Georgia’s Rugby World Cup dream partly sown by a Llanelli punch-up | Andy Bull


In Moscow in 1957 Llanelli players were in a match marred by ‘hideous violence’. They could not have known their more silky skills would leave a lasting legacy

Of course rugby has an old law about what goes on tour. Which is why, 62 years later, we can’t be sure exactly what happened when Llanelli went off to play in Moscow at the height of the cold war. The Scarlets were “honoured guests of the Reds” one Welsh paper said, at the third International Friendly Youth Games. Only the competition seems to have been, at points, just a little less friendly than the name suggested. The Soviets did not have a national team themselves but, Llanelli’s then chairman Handel Rogers explained, “they’re keen to learn more of it and already there are moves to translate the laws of the game”. After watching Llanelli, they must have assumed the something got lost in the gloss.

Llanelli played Romania twice.

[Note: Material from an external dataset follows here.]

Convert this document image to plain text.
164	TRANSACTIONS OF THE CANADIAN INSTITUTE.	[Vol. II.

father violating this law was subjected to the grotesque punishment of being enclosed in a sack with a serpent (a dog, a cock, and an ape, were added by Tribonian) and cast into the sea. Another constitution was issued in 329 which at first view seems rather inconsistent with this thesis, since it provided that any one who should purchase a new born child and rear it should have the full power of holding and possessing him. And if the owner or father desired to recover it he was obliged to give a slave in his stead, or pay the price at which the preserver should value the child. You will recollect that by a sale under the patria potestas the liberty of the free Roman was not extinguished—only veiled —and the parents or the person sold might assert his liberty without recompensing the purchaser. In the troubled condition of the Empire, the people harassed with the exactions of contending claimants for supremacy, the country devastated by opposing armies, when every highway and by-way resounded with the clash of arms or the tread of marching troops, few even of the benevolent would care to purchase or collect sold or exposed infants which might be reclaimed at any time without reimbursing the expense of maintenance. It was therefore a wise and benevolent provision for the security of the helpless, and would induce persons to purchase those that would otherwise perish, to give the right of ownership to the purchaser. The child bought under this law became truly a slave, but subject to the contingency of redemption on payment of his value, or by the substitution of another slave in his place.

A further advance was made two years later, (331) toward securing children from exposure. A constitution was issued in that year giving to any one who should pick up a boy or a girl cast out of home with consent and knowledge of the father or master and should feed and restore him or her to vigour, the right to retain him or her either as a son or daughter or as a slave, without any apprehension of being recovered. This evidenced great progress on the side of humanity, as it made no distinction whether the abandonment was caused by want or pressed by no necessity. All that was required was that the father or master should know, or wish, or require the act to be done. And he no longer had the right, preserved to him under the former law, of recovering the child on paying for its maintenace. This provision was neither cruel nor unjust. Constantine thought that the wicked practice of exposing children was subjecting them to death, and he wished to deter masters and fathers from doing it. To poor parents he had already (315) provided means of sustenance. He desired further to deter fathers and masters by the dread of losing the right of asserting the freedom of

The first game, a 6-6 draw, was marred by such “hideous and appalling violence” that, according to one historian, “it hindered the development of the Russian game for a number of years”. Back home in Wales the Western Mail reported “the team became the target for some strong criticism in foreign newspapers”. And it’s true that one of the Russian papers said “some of the Welshmen seemed to have come to the wrong place, they ought to have been at a boxing tournament”, while another added that “the Romanians asked the WRU to hold an inquiry into the behaviour of the Llanelli players during the match”.